E’ l’uomo a cui guarda la sinistra Pd – ormai orfana di Pierluigi Bersani, Massimo D’Alema, Enrico Rossi e Roberto Speranza – per tentare di sottrarre la leadership del Partito Democratico a Matteo Renzi. O, comunque, per cercare di insidiarlo il più possibile. Andrea Orlando si presenta come il vero punto interrogativo nella corsa alla segreteria dem che – oltre a lui e all’ex presidente del Consiglio – vede in campo anche il governatore della Puglia Michele Emiliano e pure Carlotta Salerno (segreteria a Torino del movimento Moderati fondato da Giacomo Portas). Il possibile outsider, l’erede di una tradizione politica che affonda le sue radici nel vecchio Pci. La sua è una candidatura che sta ricevendo sempre più numerosi endorsement.
La vecchia guardia Ds, infatti, si sta schierando quasi totalmente a favore di Orlando, preferito – nella maggior parte dei casi – sia a Renzi (e questa non è una notizia), sia anche ad Emiliano. Quest’ultimo – fino a un paio di settimane fa sul punto di partecipare alla scissione – alla fine ha deciso di rimanere: il consenso che i sondaggi al momento gli accreditano è di poco più elevato rispetto a quello di Orlando. Tuttavia, il ministro della Giustizia continua a incamerare adesioni molto più pesanti di quanto non stia, invece, facendo il presidente della Puglia: una circostanza che, alla fine, potrebbe trasformarsi in voti concreti nel corso delle primarie del Pd che si svolgeranno il prossimo 30 aprile.
Tra gli altri sosterranno Orlando il governatore del Lazio Nicola Zingaretti, l’ex ministro del Lavoro Cesare Damiano, l’ex sfidante di Renzi alle primarie del 2013 Gianni Cuperlo, l’ex tesoriere dei Ds prima e del Pd dopo Ugo Sposetti, l’ex ministro Fabrizio Barca e un uomo di partito pesante come Goffredo Bettini. Negli ultimi giorni la sfida di Orlando è stata benedetta anche da Anna Finocchiaro, attualmente al governo nella veste di ministro per i Rapporti con il Parlamento. Ma si vocifera anche di una possibile e sorprendente adesione da parte di Dario Franceschini. Tra gli ex Ds appoggeranno Renzi Piero Fassino, Maurizio Martina e Matteo Orfini.

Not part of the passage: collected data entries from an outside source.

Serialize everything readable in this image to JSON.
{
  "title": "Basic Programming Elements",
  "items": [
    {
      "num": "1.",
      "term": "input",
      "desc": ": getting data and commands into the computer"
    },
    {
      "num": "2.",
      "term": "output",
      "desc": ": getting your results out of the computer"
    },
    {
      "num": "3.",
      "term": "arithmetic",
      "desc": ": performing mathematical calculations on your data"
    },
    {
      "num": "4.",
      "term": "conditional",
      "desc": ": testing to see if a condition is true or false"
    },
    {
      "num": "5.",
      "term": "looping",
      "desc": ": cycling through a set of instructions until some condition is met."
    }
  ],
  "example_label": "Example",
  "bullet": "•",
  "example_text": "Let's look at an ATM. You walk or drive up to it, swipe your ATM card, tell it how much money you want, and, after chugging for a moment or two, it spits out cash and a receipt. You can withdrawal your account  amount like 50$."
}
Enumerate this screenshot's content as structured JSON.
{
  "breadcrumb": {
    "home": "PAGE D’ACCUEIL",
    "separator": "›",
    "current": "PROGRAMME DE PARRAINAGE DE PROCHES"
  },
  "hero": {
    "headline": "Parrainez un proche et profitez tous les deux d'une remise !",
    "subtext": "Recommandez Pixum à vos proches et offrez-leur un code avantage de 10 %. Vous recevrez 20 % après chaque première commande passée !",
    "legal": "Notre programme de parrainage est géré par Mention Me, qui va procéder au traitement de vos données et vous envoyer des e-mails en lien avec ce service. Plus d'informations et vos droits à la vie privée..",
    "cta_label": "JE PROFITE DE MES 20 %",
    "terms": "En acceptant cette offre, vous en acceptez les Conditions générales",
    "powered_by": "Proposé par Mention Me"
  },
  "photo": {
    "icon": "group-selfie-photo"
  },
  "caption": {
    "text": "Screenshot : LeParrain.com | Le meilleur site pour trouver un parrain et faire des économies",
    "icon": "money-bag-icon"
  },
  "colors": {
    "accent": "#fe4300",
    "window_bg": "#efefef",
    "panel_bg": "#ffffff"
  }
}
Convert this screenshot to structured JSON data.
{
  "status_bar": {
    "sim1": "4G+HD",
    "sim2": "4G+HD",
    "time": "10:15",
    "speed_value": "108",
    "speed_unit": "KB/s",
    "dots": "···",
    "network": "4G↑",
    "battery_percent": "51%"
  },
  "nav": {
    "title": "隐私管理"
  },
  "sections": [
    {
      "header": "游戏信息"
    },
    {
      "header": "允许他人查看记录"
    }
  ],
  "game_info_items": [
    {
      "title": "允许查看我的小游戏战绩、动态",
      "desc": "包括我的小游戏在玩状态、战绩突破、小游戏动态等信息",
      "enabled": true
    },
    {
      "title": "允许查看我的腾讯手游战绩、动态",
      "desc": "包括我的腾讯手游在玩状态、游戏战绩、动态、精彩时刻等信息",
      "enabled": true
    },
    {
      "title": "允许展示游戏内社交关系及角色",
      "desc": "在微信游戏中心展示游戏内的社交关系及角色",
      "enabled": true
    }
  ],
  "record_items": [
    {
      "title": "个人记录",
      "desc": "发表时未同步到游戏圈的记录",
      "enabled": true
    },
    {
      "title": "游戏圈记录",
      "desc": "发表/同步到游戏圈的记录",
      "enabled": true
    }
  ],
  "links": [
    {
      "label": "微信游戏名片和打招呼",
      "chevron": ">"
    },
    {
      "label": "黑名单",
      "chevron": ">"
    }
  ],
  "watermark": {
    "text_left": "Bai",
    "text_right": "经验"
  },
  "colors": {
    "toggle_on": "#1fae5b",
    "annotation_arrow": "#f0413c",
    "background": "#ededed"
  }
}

Eppure Orlando – intervistato oggi da Aldo Cazzullo sul Corriere della Sera – ha detto di aspettarsi un consenso non circoscritto alla sinistra del partito: “Ai gazebo avrò un risultato molto migliore che tra gli iscritti. In tanti si sorprenderanno per gli apporti eterogenei che verranno. Chi pensa che io sia il candidato della sinistra del partito si dovrà ricredere. Io sono il candidato che vuole ricostruire un Pd plurale, inclusivo, più amichevole verso la società italiana e gli altri partiti del centrosinistra“. Il ministro della Giustizia ha poi detto no alla richiesta di dimissioni arrivata dalle opposizioni e da qualche esponente della maggioranza a Luca Lotti, indagato nell’ambito dell’inchiesta Consip. Orlando ha anche difeso l’operato del governo Renzi, pur riconoscendone alcuni limiti: “E’ stato un riformismo calato dall’alto. Sono stati trascurati gli interlocutori in grado di sostenerci: ambientalisti, associazioni, mondo della scuola, gli stessi sindacati“. Pregi e difetti palesati pure dall’ex presidente del Consiglio e ora avversario alle prossime primarie: “E’ un leader di grandissima forza e capacità comunicative. Però non è riuscito a costruire una classe dirigente diffusa. E dopo la sconfitta al referendum non si è fermato a riflettere sui gravi segni di scollamento tra il nostro progetto politico e il Paese; si è gettato a capofitto alla ricerca della rivincita“.
Ligure, classe 1969, Orlando ha avuto una tipica carriera da ex Pc: in oltre 25 anni di politica ha ricoperto numerosi ruoli di partito e nelle istituzioni fino agli ultimi incarichi come ministro. All’Ambiente con Enrico Letta e poi alla Giustizia sia con Renzi che con Paolo Gentiloni. Nella sua esperienza ha ricoperto il ruolo di consigliere e assessore nella sua città – La Spezia – e quello di segretario cittadino e provinciale del partito. L’approdo alla politica nazionale arriva nel 2003 quando Fassino lo inserisce all’interno della sua segreteria politica. Nel 2006 viene eletto per la prima volta in Parlamento mentre nel 2011 viene nominato da Bersani commissario del Pd di Napoli.
Ora lo attende la sfida più importante e difficile della sua carriera.